Jimmy Robert works with photography, performances, films and installations, in which he observes the instability of the image, raises questions about the relationship between object and representation and aims to make the spectator aware of his framework in which he views the world.
Robert’s photographs and collages are often sliced or folded into three-dimensional shapes and sometimes covered with masking tape. The original seems to be masked and charged with its own frame of interpretation. Instead of representing one single meaning, the object seems to reveal multiple meanings, thereby challenging the cultural codes within language, taste and aesthetic judgment.
Greatly inspired by the writings of Marguerite Duras and her use of descriptive passages in which her characters reveal themselves through what they say, or even more, through what they do not say, Robert also tries to make the unsayable perceptible. His films are often composed of images of unremarkable movements. The movements have been isolated and repeated until they reveal a density of meaning: mother’s hands stroking the head of her son; an arm running along the surface of a fence; fingers rubbing printed text.“It is not through painting that photography touches art but through theatre” (Jimmy Robert quoting Roland Barthes), it felt necessary to underline what is seen and how. For me it was therefore important to dramatize or sometimes even flatten out the performance into a two dimensional image by using plain light. Or to just remove the light totally, and so highlighting the fact that there is a directorial intent on what you see as a spectator and how.’
The title of the show is a short sentence appearing in Ingrid Caven, a book by Jean-Jacques Schuhl, which amongst other things gives an overview of the period when the actress had an affair with Fassbinder, and this remark is particularly directed against him.
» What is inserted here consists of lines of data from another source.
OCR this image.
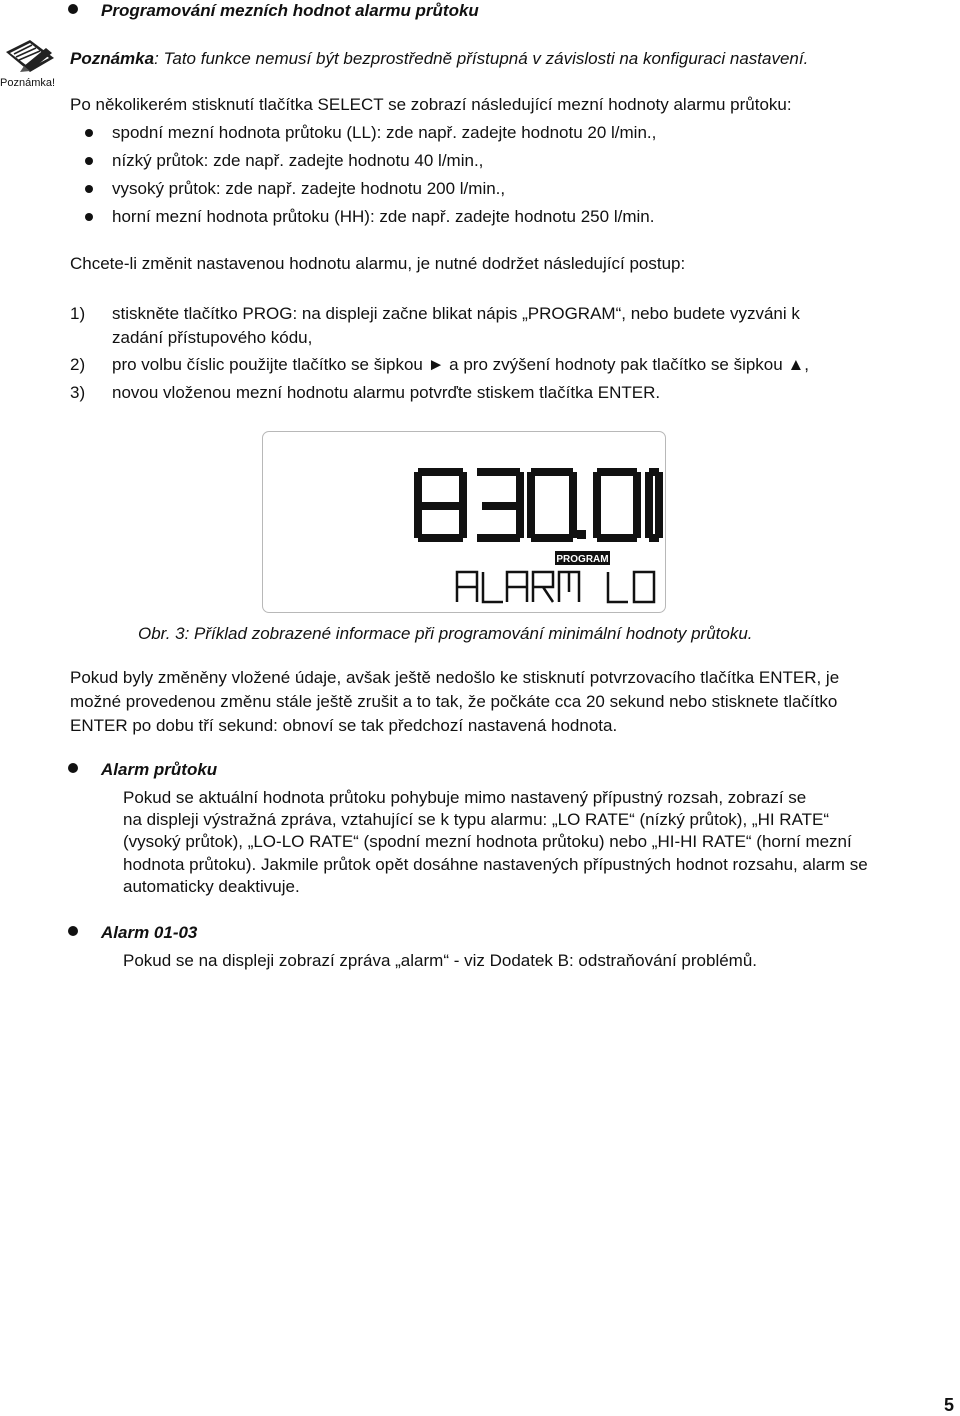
Programování mezních hodnot alarmu průtoku
Poznámka!
Poznámka: Tato funkce nemusí být bezprostředně přístupná v závislosti na konfiguraci nastavení.
Po několikerém stisknutí tlačítka SELECT se zobrazí následující mezní hodnoty alarmu průtoku:
spodní mezní hodnota průtoku (LL): zde např. zadejte hodnotu 20 l/min.,
nízký průtok: zde např. zadejte hodnotu 40 l/min.,
vysoký průtok: zde např. zadejte hodnotu 200 l/min.,
horní mezní hodnota průtoku (HH): zde např. zadejte hodnotu 250 l/min.
Chcete-li změnit nastavenou hodnotu alarmu, je nutné dodržet následující postup:
1) stiskněte tlačítko PROG: na displeji začne blikat nápis „PROGRAM“, nebo budete vyzváni k
zadání přístupového kódu,
2) pro volbu číslic použijte tlačítko se šipkou ► a pro zvýšení hodnoty pak tlačítko se šipkou ▲,
3) novou vloženou mezní hodnotu alarmu potvrďte stiskem tlačítka ENTER.
PROGRAM
Obr. 3: Příklad zobrazené informace při programování minimální hodnoty průtoku.
Pokud byly změněny vložené údaje, avšak ještě nedošlo ke stisknutí potvrzovacího tlačítka ENTER, je
možné provedenou změnu stále ještě zrušit a to tak, že počkáte cca 20 sekund nebo stisknete tlačítko
ENTER po dobu tří sekund: obnoví se tak předchozí nastavená hodnota.
Alarm průtoku
Pokud se aktuální hodnota průtoku pohybuje mimo nastavený přípustný rozsah, zobrazí se
na displeji výstražná zpráva, vztahující se k typu alarmu: „LO RATE“ (nízký průtok), „HI RATE“
(vysoký průtok), „LO-LO RATE“ (spodní mezní hodnota průtoku) nebo „HI-HI RATE“ (horní mezní
hodnota průtoku). Jakmile průtok opět dosáhne nastavených přípustných hodnot rozsahu, alarm se
automaticky deaktivuje.
Alarm 01-03
Pokud se na displeji zobrazí zpráva „alarm“ - viz Dodatek B: odstraňování problémů.
5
For this exhibition, the expression will encompass a whole range of reflections, actual or more conceptual, various mirrorings of the idea of masculinity, and how perhaps men are an image hovering between two female gazes.
At once a total construct, a decorum, as well as a masquerade the notion of masculinity will be tentatively articulated within an installation of images, which will frame a performance. The performance will occur along an antique Japanese screen, which alludes to the artificiality of theatre as in a degenerate Noh where the essence is made clear not so much through the perfection of the form but rather the authenticity of the expression, where elements from Dan Graham and Yvonne Rainer are both a supporting structure and a frame. The screen will operate as a division of the space as well as a mode of display and concealment, it will support on its back the word, Indifferent, written very meticulously in various styles.
The images surrounding ‘the stage’ of the performance will become to a certain extent a makeshift audience, which in turn seems consumed by itself, by its own materiality.
Collected images, found or more known material, along with the mask titled ‘relaxed’ will be the witness of a dance/monologue addressing issues around the subject, movement and the gaze.
The question will not be so much who is on display as much as what? for which occasion? Perhaps very much a carnival as in an Ensor painting we are playing the roles we are expected to, hoping the various masks won’t fall off and reveal our inability to define ourselves truly independently.
Und das nennt sich mann… is about the lure, the conditioning of culture in the midst of a desire to participate, have a voice nevertheless. Paradoxically here I recall Frantz Fanon quoting Jean Veneuse, the French carribean poet: “Quand on aime il ne faut rien dire, il vaut bien mieux s’en cacher même”. Which would translate as: “If in love one should remain silent, one should even go as far as hiding it”.